Un film de Adilkhan Yerzhanov

Un peu comme si Kitano avait réalisé un polar westernien au Kazakhstan

Dans le fin fond du Kazakhstan, Bekzat, un jeune policier, doit s’occuper d’une affaire de viol et meurtre sur mineur : le corps d’un jeune garçon est retrouvé dans un hangar et un handicapé mental des environs fait figure de suspect idéal. Baignant dans un système corrompu, il est chargé de bâcler l’enquête. C’était sans compter sur l’arrivée d’une journaliste venant couvrir l’affaire…

A Dark Dark Man film

Dès la première scène, le film donne le ton, avec un mélange d’humour noir, décalé et burlesque qui a plus vocation à susciter le malaise que le rire. Il faut dire que la situation de départ ne devrait guère permettre de s’esclaffer : un homme corrompt un handicapé mental pour que ce dernier endosse la responsabilité du viol et du meurtre d’un jeune garçon. On a connu plus comique !

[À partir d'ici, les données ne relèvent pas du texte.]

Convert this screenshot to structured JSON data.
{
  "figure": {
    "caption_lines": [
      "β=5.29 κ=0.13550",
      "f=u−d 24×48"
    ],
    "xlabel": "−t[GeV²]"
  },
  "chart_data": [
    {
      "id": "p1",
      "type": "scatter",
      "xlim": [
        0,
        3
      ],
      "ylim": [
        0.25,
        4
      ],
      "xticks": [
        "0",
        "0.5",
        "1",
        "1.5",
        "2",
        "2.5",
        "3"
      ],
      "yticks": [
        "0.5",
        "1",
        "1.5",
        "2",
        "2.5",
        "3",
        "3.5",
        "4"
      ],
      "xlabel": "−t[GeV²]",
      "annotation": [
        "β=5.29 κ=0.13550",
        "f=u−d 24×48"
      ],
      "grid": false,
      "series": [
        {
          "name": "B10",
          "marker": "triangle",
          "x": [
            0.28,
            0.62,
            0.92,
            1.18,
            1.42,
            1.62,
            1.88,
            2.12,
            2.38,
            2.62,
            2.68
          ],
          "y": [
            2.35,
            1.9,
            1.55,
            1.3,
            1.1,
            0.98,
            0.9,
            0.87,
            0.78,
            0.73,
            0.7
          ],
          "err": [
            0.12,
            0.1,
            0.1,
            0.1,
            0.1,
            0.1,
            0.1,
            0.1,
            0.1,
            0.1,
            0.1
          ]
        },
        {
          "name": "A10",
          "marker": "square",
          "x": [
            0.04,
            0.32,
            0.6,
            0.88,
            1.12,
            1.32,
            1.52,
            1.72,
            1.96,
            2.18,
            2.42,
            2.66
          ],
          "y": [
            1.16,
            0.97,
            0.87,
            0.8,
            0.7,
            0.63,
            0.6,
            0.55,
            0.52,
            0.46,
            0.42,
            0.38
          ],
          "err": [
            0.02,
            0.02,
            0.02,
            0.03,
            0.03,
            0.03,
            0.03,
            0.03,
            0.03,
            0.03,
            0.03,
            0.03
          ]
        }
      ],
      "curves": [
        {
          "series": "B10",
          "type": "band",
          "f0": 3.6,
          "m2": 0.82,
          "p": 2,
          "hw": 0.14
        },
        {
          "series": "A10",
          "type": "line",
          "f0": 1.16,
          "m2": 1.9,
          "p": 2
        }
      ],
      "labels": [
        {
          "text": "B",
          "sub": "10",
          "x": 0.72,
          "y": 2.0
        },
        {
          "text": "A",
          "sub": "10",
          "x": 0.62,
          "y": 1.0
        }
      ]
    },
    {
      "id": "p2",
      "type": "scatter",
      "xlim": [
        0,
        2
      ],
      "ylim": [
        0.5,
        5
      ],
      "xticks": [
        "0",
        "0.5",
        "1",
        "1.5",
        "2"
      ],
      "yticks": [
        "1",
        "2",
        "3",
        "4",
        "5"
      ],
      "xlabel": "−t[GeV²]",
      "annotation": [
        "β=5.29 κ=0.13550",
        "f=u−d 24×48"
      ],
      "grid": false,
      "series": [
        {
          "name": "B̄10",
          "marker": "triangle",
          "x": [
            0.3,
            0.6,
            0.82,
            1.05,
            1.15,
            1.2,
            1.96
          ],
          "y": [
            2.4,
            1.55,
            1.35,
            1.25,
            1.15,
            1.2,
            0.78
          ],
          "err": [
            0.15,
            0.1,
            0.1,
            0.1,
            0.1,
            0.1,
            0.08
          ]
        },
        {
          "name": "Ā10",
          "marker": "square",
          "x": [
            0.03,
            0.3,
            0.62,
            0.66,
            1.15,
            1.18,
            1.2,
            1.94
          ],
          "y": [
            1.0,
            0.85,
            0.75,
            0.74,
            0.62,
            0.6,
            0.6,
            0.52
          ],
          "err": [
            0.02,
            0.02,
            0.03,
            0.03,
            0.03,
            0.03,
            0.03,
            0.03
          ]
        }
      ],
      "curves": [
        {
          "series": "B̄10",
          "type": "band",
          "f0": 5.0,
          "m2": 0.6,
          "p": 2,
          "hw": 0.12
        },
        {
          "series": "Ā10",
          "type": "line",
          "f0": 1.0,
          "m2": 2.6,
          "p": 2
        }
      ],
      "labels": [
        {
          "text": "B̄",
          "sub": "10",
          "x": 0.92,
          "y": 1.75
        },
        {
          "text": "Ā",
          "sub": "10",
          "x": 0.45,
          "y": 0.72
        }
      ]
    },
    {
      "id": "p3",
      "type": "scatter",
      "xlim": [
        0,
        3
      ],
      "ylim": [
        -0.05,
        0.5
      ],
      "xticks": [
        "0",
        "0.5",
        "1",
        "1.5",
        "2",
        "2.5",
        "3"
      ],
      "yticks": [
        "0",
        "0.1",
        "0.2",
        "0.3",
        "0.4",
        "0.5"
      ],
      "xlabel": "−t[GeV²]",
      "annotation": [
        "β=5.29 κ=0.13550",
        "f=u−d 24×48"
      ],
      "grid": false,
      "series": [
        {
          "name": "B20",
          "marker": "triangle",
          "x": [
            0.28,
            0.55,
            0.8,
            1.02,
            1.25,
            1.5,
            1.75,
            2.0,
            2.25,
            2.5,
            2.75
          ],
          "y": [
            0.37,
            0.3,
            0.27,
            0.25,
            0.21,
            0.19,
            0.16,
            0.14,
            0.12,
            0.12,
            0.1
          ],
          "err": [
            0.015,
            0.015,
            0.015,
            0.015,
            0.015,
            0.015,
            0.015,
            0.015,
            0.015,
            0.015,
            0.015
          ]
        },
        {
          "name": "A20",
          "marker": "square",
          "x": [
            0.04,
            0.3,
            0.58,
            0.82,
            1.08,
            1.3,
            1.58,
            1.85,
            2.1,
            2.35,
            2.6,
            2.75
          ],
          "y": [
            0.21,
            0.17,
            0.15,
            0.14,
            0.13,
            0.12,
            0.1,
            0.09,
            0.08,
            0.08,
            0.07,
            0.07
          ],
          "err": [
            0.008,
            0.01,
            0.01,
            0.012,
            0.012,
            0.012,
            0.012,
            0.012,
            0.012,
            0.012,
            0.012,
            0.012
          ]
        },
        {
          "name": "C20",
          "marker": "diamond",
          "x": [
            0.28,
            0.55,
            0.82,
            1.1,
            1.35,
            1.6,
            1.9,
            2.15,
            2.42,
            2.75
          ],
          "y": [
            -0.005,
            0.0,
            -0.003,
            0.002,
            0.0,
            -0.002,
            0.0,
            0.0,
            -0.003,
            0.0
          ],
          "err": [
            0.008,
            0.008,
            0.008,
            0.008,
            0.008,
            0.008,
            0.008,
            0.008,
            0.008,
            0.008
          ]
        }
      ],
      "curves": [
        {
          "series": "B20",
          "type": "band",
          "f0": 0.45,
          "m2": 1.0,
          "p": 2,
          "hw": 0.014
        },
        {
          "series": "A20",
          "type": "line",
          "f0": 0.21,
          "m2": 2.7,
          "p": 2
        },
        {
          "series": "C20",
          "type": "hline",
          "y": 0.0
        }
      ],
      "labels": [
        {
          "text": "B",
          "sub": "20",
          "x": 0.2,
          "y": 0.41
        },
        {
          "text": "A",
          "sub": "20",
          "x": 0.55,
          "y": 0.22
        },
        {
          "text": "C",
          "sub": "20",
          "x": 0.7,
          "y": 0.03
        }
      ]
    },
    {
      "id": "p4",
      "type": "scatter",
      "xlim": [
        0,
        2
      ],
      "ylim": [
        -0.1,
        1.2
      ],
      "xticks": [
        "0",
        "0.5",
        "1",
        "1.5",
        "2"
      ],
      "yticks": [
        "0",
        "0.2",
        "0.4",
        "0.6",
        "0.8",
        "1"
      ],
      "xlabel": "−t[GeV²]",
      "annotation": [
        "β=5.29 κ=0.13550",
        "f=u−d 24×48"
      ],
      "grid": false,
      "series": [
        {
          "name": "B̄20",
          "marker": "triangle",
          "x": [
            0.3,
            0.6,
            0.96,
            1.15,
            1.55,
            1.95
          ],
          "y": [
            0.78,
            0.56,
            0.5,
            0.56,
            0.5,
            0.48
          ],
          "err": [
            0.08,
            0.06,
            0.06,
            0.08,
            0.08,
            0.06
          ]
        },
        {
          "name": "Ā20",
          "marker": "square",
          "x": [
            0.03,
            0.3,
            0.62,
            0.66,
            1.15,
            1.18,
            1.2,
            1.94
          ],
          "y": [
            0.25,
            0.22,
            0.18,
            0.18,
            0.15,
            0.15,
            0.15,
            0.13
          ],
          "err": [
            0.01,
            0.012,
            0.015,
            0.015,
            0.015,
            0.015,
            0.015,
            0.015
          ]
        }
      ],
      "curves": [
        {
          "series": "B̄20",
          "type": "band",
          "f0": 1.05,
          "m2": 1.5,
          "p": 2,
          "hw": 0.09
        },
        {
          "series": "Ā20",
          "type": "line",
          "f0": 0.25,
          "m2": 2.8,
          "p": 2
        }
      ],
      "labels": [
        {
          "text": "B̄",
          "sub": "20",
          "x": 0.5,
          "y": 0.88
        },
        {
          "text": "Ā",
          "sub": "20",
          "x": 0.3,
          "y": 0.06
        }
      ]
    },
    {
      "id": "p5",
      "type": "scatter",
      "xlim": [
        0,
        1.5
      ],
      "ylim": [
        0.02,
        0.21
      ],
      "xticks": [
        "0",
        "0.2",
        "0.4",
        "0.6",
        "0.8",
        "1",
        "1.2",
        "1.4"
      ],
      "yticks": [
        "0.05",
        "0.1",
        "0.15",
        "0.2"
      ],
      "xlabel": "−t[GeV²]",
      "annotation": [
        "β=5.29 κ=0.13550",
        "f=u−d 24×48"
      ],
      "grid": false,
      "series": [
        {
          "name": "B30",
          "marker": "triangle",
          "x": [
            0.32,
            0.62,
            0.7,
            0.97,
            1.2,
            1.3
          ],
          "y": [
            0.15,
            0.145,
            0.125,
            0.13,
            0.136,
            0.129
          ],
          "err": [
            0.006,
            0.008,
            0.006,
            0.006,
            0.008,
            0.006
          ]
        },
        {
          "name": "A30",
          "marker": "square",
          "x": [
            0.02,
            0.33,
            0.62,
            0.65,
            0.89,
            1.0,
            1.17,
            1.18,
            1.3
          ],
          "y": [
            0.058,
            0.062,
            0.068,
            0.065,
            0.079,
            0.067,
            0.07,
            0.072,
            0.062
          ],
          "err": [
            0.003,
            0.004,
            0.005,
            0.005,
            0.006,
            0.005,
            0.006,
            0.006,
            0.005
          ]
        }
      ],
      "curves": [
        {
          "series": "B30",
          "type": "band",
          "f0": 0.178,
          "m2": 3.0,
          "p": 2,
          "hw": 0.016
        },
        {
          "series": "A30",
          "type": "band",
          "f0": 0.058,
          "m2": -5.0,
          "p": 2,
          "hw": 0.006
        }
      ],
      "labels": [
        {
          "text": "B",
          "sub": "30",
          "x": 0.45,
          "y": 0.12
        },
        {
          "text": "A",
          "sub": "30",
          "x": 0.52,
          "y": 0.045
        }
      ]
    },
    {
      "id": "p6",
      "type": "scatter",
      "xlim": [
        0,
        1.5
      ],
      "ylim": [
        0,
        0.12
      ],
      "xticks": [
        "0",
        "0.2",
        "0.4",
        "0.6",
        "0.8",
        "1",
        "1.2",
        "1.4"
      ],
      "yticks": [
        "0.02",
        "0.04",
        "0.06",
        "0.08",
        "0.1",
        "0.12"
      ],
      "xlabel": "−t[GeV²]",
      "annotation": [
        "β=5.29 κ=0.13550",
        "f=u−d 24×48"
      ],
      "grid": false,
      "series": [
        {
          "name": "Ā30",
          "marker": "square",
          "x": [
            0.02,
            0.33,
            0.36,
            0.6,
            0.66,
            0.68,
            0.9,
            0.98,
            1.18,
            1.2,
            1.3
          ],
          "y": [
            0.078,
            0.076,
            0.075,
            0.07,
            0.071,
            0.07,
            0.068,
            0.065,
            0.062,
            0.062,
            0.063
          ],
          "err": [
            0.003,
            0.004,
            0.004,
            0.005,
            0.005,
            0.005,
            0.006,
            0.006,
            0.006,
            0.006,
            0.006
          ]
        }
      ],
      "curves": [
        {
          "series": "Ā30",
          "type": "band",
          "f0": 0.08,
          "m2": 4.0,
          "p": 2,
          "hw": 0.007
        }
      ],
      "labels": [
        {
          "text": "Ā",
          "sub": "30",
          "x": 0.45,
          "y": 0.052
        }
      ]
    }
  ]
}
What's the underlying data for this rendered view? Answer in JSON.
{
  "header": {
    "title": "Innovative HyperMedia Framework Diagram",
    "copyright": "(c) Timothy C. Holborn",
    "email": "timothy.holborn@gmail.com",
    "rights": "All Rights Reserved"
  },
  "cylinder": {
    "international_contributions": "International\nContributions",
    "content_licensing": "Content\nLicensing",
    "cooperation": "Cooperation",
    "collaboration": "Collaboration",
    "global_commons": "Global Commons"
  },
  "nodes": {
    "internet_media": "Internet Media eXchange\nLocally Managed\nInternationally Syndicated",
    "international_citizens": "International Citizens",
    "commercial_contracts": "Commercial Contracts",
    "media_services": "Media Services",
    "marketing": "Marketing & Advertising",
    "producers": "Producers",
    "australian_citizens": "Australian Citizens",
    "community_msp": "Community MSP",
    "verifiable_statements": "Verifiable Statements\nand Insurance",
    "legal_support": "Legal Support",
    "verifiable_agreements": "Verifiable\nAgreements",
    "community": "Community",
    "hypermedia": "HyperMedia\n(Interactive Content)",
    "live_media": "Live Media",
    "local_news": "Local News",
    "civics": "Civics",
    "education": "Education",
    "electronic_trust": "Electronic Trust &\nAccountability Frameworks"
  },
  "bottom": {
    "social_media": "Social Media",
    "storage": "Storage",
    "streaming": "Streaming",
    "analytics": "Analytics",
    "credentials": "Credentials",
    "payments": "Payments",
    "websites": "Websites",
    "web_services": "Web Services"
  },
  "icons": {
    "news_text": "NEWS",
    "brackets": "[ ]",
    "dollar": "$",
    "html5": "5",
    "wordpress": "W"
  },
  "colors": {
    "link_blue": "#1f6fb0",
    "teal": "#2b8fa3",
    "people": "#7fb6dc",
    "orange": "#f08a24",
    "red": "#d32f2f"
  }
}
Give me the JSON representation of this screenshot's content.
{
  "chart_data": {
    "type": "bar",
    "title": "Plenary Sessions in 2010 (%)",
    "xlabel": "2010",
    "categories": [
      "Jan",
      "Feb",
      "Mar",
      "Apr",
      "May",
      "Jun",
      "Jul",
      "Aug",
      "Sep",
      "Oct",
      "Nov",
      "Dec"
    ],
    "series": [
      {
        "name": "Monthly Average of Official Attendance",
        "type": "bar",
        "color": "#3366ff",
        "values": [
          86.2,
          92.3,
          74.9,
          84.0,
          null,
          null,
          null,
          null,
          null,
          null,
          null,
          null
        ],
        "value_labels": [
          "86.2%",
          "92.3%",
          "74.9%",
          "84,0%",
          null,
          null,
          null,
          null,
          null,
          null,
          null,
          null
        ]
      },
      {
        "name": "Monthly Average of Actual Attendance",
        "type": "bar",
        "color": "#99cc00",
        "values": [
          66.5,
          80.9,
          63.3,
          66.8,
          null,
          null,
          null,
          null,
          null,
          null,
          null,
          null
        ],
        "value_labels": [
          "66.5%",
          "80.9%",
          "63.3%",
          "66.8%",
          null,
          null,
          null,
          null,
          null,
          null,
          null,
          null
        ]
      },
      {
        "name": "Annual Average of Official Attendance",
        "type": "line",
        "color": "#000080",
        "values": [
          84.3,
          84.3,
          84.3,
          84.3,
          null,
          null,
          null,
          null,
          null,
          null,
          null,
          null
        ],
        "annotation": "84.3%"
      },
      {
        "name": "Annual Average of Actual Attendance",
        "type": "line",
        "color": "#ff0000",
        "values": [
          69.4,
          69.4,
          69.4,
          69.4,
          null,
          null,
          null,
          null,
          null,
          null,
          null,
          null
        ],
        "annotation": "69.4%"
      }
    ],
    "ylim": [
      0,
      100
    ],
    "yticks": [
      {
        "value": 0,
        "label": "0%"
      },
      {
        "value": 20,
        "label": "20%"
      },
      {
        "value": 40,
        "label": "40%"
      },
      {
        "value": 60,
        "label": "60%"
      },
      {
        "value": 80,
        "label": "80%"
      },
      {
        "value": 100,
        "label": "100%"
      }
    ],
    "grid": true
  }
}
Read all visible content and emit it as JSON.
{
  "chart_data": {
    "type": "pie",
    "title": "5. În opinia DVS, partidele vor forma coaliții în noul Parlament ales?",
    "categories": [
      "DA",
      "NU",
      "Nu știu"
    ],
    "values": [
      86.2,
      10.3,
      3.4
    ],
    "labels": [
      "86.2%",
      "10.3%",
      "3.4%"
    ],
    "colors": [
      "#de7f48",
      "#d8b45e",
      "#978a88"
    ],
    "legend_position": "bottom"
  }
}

En fait, on a rapidement l’impression de se sentir dans un film de Takeshi Kitano transposé dans les steppes kazakhes : la gravité des faits cohabite avec des agissements puérils et des jeux enfantins ; la violence est crue mais généralement brève et/ou hors champ ; les gros plans sont légion, y compris sur des dessins qui viennent ponctuellement souligner le récit ou les ressentis des protagonistes… Tous les marqueurs du cinéma de Kitano semblent y passer, même les figures de mafieux ou de flics corrompus, qui lorgnent franchement du côté des yakuzas (c’est encore plus flagrant dans la scène de bagarre autour de la voiture qui ressemble à une ébauche de combat d’arts martiaux). Bref, on est un peu dans "Hana-bi" !

Mais "A Dark, Dark Man" n’est pas qu’une variation kazakhe d'un Kitano. Il y a aussi un côté western. En fait, Adikhan Yerzhanov perpétue une certaine tradition du cinéma soviétique qui utilisait les grands espaces d’Asie centrale ou de Russie pour produire ce que l’on a appelé des « osterns » (également appelés « easterns »). On retrouve donc certains codes que se partagent westerns et osterns. C’est par exemple la façon dont les protagonistes se défient du regard, en silence, façon duel (l’arme utilisée par le personnage principal à la fin fait d’ailleurs explicitement référence à la coutume duelliste). C’est également la caractérisation des personnages qui découlent des archétypes westerniens : le cow-boy (le personnage principal apparaît pour la première fois avec un chapeau de cow-boy), le shérif, le renégat, les bandits… On peut ajouter d’autres éléments comme les villages presque fantômes, les tuyaux de gaz qui traversent les zones désertiques à la manière des rails de l’Ouest américain, ou encore la mine qui semble faire écho à celles des chercheurs d’or…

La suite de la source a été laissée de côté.